You're welcome to suggest databases with good coverage over the proteome that I could use for these.

> I presume you're showing even the 'low confidence' portions of the predicted structure?

Yes, any residues in the files I fetch get rendered. I rank by coverage before fetching.

> You could also show the primary amino acid sequence too

I'll consider it.


Great work! I really like the interface here, I think you put a lot of taste into the way this all came together. It's quite hard (appropriately so!) I would love to see a experienced structural biologist go at this.

Thank you. I started the development with the interface first, basically making a mockup of how the finished game should look like, and then prodding LLMs with a stick to make a backend that would support this interface without crashing.

Making a nice-looking web GUI without knowing relevant vocabulary was a very clunky process in comparison to code pipelines, basically just pasting screenshots into the chat window and asking LLMs to "line up stuff properly", which they still couldn't manage to do in places.

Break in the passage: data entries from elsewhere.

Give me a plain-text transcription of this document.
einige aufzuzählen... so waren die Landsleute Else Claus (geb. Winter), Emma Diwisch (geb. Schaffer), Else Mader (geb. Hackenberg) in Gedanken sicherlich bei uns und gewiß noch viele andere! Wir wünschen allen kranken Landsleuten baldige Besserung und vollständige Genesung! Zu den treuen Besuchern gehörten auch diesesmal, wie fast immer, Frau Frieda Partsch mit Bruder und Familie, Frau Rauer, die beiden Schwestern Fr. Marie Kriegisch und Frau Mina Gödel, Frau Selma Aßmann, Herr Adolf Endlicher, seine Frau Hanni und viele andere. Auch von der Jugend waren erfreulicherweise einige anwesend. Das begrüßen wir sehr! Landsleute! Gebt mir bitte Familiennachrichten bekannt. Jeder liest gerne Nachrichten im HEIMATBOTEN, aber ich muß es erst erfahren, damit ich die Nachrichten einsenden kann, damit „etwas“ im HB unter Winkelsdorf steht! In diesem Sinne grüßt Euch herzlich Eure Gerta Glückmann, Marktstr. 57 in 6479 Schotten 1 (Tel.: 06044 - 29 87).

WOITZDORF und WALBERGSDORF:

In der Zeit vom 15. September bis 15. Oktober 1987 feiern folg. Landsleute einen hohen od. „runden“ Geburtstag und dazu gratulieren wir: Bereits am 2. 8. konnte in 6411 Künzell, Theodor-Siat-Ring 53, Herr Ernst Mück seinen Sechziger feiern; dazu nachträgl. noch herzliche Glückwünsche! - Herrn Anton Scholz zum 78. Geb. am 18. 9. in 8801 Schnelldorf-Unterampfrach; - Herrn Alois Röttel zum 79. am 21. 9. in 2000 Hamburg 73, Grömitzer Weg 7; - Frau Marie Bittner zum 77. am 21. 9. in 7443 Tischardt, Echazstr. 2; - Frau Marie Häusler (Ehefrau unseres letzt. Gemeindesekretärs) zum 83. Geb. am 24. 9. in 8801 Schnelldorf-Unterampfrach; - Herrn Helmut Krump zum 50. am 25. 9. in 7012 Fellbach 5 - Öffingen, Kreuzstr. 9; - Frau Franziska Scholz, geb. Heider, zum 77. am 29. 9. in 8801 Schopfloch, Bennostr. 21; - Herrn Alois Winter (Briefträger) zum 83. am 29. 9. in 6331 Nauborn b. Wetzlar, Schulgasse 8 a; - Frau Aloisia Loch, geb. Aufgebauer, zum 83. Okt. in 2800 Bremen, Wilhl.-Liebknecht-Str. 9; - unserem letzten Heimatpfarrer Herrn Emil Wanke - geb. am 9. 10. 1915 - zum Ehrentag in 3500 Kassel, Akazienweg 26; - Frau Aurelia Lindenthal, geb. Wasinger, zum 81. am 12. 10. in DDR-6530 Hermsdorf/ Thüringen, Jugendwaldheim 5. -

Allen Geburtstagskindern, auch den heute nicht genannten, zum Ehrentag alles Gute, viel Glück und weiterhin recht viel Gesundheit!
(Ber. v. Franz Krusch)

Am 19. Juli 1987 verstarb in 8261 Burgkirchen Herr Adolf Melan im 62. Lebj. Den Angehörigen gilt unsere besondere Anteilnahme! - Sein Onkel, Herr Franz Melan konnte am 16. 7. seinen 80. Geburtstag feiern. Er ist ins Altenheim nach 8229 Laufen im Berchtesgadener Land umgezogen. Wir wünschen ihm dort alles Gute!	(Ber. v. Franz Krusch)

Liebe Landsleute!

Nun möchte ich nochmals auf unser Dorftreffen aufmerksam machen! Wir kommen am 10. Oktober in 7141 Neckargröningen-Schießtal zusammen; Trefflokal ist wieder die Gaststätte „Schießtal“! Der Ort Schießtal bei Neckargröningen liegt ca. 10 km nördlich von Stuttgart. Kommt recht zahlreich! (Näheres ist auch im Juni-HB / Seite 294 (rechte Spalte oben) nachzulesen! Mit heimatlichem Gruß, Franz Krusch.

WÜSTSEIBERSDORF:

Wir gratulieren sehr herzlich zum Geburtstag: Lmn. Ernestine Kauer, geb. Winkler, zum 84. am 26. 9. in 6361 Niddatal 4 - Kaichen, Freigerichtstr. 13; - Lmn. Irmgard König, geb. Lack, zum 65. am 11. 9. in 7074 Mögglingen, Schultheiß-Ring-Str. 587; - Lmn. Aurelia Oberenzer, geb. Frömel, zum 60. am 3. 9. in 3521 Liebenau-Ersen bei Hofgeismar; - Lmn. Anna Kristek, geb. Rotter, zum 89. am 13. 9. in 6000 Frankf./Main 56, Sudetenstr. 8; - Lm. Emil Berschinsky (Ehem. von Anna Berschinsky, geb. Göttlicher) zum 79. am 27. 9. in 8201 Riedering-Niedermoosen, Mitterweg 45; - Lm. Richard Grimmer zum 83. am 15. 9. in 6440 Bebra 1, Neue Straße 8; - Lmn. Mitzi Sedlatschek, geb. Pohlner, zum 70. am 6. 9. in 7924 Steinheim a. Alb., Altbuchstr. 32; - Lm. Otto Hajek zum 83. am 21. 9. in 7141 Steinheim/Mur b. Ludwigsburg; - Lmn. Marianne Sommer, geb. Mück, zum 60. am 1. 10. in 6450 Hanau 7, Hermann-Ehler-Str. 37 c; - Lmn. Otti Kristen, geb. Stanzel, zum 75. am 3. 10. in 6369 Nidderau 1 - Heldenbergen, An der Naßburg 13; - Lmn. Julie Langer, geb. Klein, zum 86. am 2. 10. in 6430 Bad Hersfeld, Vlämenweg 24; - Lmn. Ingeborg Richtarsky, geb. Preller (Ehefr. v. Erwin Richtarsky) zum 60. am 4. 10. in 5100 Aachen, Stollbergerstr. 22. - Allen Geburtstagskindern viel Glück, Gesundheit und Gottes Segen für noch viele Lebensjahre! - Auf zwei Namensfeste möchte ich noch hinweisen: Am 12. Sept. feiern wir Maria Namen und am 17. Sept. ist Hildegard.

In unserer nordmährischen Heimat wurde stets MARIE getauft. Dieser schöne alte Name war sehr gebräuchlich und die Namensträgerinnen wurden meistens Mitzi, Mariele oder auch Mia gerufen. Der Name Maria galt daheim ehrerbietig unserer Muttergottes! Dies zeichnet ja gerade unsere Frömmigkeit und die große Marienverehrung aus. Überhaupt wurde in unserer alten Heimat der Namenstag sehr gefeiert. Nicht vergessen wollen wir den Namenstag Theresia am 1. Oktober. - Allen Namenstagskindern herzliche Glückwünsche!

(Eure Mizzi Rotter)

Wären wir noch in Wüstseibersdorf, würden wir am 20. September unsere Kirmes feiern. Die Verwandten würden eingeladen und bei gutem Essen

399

Huh. Is this kind of manifold something that a group of humans can now identify on sight and associate with a part of a DNA sequence? That's pretty spectacular. I have a friend who worked for years on AlphaFold, but wasn't aware that people had gotten to this level of confidence in visually identifying proteins.

My dream is forming a team of Tetlock-style superbiologists who can identify gene names on sight like Rainbolt, beat prediction markets on shorting biotech stocks, and smell out pre-cancerous cells like it's the final round of amongus.

Hahahaa ... I kinda love this, along with humans who can sit at a piano and play a song they've only heard once, or cook a complicated dish they only tasted once. That seems like the great Turing test... zero-shot humans.

But seriously, there probably are a few people who can see genes from proteins like that, faster than a whole datacenter of GPUs. Putting together such a brain trust could be invaluable.


I went straight to cd-4 and was crushed to find out I didn't get it in one guess

Cool game. Harder for me. I have background in most of the undergrad and some grad molecular biology. Still, the hints didn't help much. The most useful hints were on function of the gene and cellular components. Also, I have been out of touch with gene names from the last few years. I tried searching using a gene's function but didn't work as much. At the end I got 81% close but far from the answer.

You could start with popular gene names.


For a moment thought this was gonna be some ethnoguessr clone

This seems super well-done, albeit completely impossible for laymen. Great work, I'd love to see someone with the necessary knowledge play this.

Clicking the leftmost menu icon raise the following error:

    Geneguessr encountered a problem:
    runtime-error
    SyntaxError: redeclaration of const NAVIGATION_START

That's the frontpage link, fixed it, thank you.

This is a super cool game, nicely done.

Missed opportunity to call it:

GeneGuesserIt


Dayly, that means one puzzle per day? And how many of them in total?

You can play more than once in the practice mode. It turns on after you complete the daily puzzle.

There's almost 20k entries in my human gene database. You can choose any of them as your guess, but the "gene of the day" is chosen from a subset that has decent 3D structure coverage (meaning, not falling back to alphafold2 for visualization).